Ou talvez, toda esta ideia que tentamos vender de nós próprios, enquanto seres humanos – de sermos seres empáticos, racionais e com forte sentido de preservação da espécie, seres primitivamente bons, incapazes da crueldade –, seja uma autêntica aldrabice.
Segundo aquilo que apregoamos de nós próprios:
Nenhum ser humano deveria festejar efusivamente o assassinato de outro;
Mas nenhum ser humano deveria negar assistência médica a outro, preterindo a vida humana em relação ao lucro;
Nenhum ser humano deveria promover um sistema que decide sobre a vida e a morte de outros seres humanos, reduzindo-os a um número numa tabela contabilística.
Quando temos o nosso sistema de suporte, enquanto sociedade, roído por dentro até às fundações, urge a necessidade de heróis.

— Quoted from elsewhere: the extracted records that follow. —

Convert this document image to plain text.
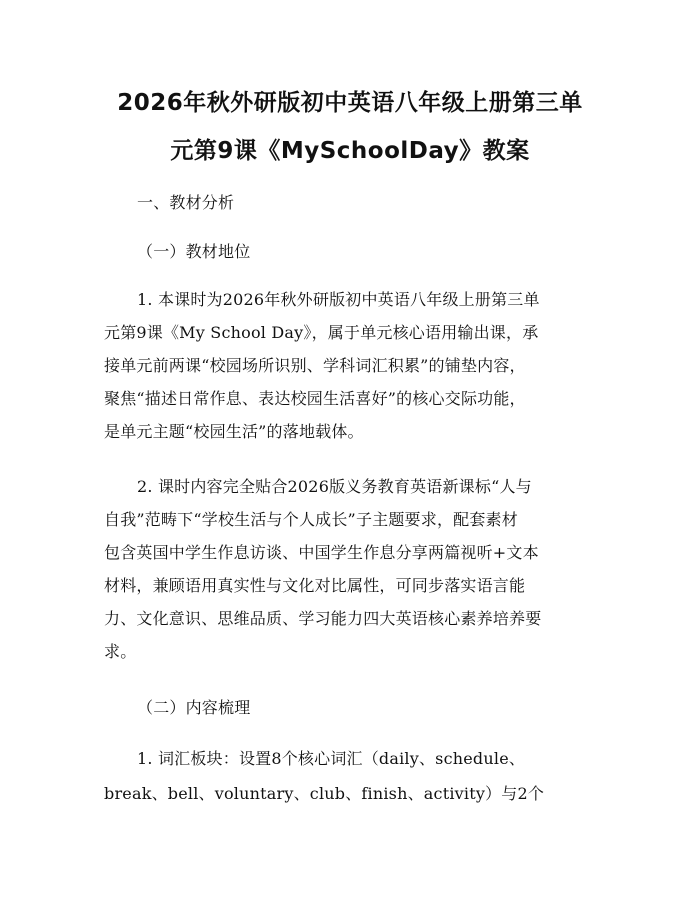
2026年秋外研版初中英语八年级上册第三单
元第9课《MySchoolDay》教案
一、教材分析
（一）教材地位
1. 本课时为2026年秋外研版初中英语八年级上册第三单
元第9课《My School Day》，属于单元核心语用输出课，承
接单元前两课“校园场所识别、学科词汇积累”的铺垫内容，
聚焦“描述日常作息、表达校园生活喜好”的核心交际功能，
是单元主题“校园生活”的落地载体。
2. 课时内容完全贴合2026版义务教育英语新课标“人与
自我”范畴下“学校生活与个人成长”子主题要求，配套素材
包含英国中学生作息访谈、中国学生作息分享两篇视听+文本
材料，兼顾语用真实性与文化对比属性，可同步落实语言能
力、文化意识、思维品质、学习能力四大英语核心素养培养要
求。
（二）内容梳理
1. 词汇板块：设置8个核心词汇（daily、schedule、
break、bell、voluntary、club、finish、activity）与2个
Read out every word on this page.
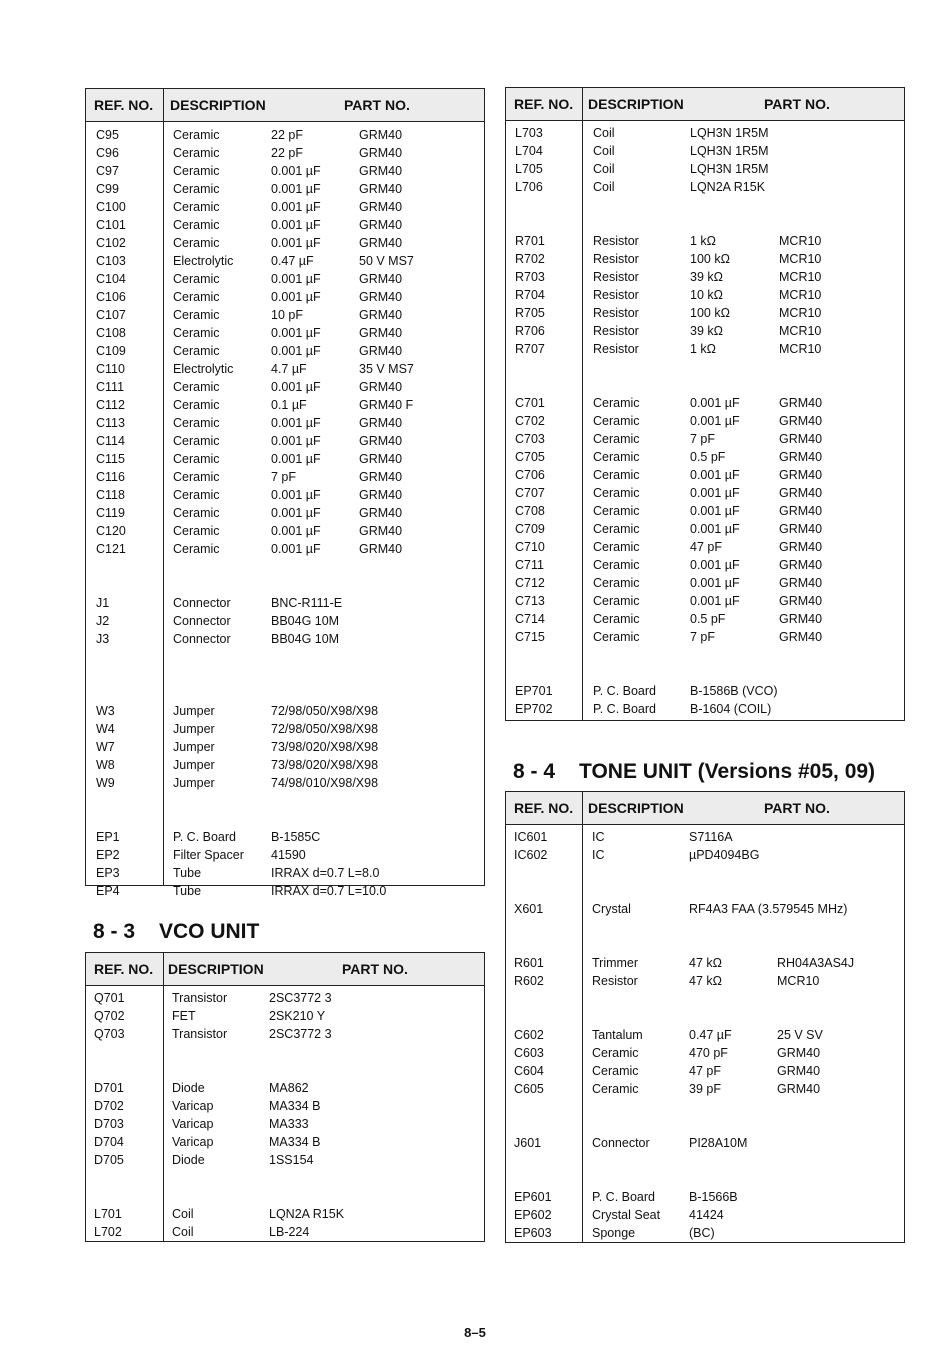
REF. NO. DESCRIPTION	PART NO.
C95	Ceramic	22 pF	GRM40
C96	Ceramic	22 pF	GRM40
C97	Ceramic	0.001 µF	GRM40
C99	Ceramic	0.001 µF	GRM40
C100	Ceramic	0.001 µF	GRM40
C101	Ceramic	0.001 µF	GRM40
C102	Ceramic	0.001 µF	GRM40
C103	Electrolytic	0.47 µF	50 V MS7
C104	Ceramic	0.001 µF	GRM40
C106	Ceramic	0.001 µF	GRM40
C107	Ceramic	10 pF	GRM40
C108	Ceramic	0.001 µF	GRM40
C109	Ceramic	0.001 µF	GRM40
C110	Electrolytic	4.7 µF	35 V MS7
C111	Ceramic	0.001 µF	GRM40
C112	Ceramic	0.1 µF	GRM40 F
C113	Ceramic	0.001 µF	GRM40
C114	Ceramic	0.001 µF	GRM40
C115	Ceramic	0.001 µF	GRM40
C116	Ceramic	7 pF	GRM40
C118	Ceramic	0.001 µF	GRM40
C119	Ceramic	0.001 µF	GRM40
C120	Ceramic	0.001 µF	GRM40
C121	Ceramic	0.001 µF	GRM40
J1	Connector	BNC-R111-E
J2	Connector	BB04G 10M
J3	Connector	BB04G 10M
W3	Jumper	72/98/050/X98/X98
W4	Jumper	72/98/050/X98/X98
W7	Jumper	73/98/020/X98/X98
W8	Jumper	73/98/020/X98/X98
W9	Jumper	74/98/010/X98/X98
EP1	P. C. Board	B-1585C
EP2	Filter Spacer 41590
EP3	Tube	IRRAX d=0.7 L=8.0
EP4	Tube	IRRAX d=0.7 L=10.0
8 - 3 VCO UNIT
REF. NO. DESCRIPTION	PART NO.
Q701	Transistor	2SC3772 3
Q702	FET	2SK210 Y
Q703	Transistor	2SC3772 3
D701	Diode	MA862
D702	Varicap	MA334 B
D703	Varicap	MA333
D704	Varicap	MA334 B
D705	Diode	1SS154
L701	Coil	LQN2A R15K
L702	Coil	LB-224
REF. NO. DESCRIPTION	PART NO.
L703	Coil	LQH3N 1R5M
L704	Coil	LQH3N 1R5M
L705	Coil	LQH3N 1R5M
L706	Coil	LQN2A R15K
R701	Resistor	1 kΩ	MCR10
R702	Resistor	100 kΩ	MCR10
R703	Resistor	39 kΩ	MCR10
R704	Resistor	10 kΩ	MCR10
R705	Resistor	100 kΩ	MCR10
R706	Resistor	39 kΩ	MCR10
R707	Resistor	1 kΩ	MCR10
C701	Ceramic	0.001 µF	GRM40
C702	Ceramic	0.001 µF	GRM40
C703	Ceramic	7 pF	GRM40
C705	Ceramic	0.5 pF	GRM40
C706	Ceramic	0.001 µF	GRM40
C707	Ceramic	0.001 µF	GRM40
C708	Ceramic	0.001 µF	GRM40
C709	Ceramic	0.001 µF	GRM40
C710	Ceramic	47 pF	GRM40
C711	Ceramic	0.001 µF	GRM40
C712	Ceramic	0.001 µF	GRM40
C713	Ceramic	0.001 µF	GRM40
C714	Ceramic	0.5 pF	GRM40
C715	Ceramic	7 pF	GRM40
EP701	P. C. Board	B-1586B (VCO)
EP702	P. C. Board	B-1604 (COIL)
8 - 4 TONE UNIT (Versions #05, 09)
REF. NO. DESCRIPTION	PART NO.
IC601	IC	S7116A
IC602	IC	µPD4094BG
X601	Crystal	RF4A3 FAA (3.579545 MHz)
R601	Trimmer	47 kΩ	RH04A3AS4J
R602	Resistor	47 kΩ	MCR10
C602	Tantalum	0.47 µF	25 V SV
C603	Ceramic	470 pF	GRM40
C604	Ceramic	47 pF	GRM40
C605	Ceramic	39 pF	GRM40
J601	Connector	PI28A10M
EP601	P. C. Board	B-1566B
EP602	Crystal Seat 41424
EP603	Sponge	(BC)
8–5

No entanto, o potenciamento de heróis fertiliza o terreno para o surgimento de todo o tipo de salvadores, profetas, santos e seres humanos elevados a um patamar de culto sem escrutínio. Não devíamos precisar, enquanto sociedade, de quem nos salve. Não quero ser uma vítima à espera de um milagroso salvador.
Mas havendo heróis, ao menos que sejam heróis coletivos.